Bernanke is doing what he's being paid to do: stabilize the situation when the markets freeze up. When banks stopped lending to each other, both here and in Europe - a worldwide situation, I remind you - he had to do his job, the primary job of the Federal Reserve, which is to provide reserves for the banks when they can't get those reserves on the open market.
A quick primer for those who may not know: what goes on in the Fed Funds market is the buying and selling of money between banks all day long, this trading done around the reserve position that the bank has to hold according to Fed rules. Once every two weeks, on a Wednesday, they have to report their reserves for the prior two weeks, and the number has to be close to what is mandated. Money is traded back and forth between banks because out in the real world deposits are taken and loans are made, and so money goes in and out at levels that are, short term, unpredictable. So, money goes around the various banks as they position themselves to get their reserves in shape for reporting.

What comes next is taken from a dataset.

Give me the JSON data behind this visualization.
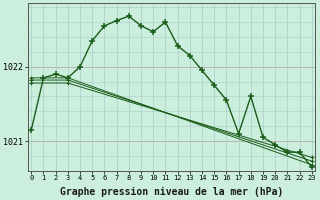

That interbank market is what froze up, both here and in Europe, where I'm sure the rules are somewhat different from what I just described, but the end goal is the same.
The reason the Fed dropped the penalty somewhat on the discount rate was to prevent some bank from hesitating to go to the window when they needed to, and this hesitation causing a major problem, which in this climate of fear, would have snowballed out of control and possibly caused a global collapse.
If that's what you want, well, you're scum, pure and simple. Otherwise, be happy Bernanke did what he's paid to do.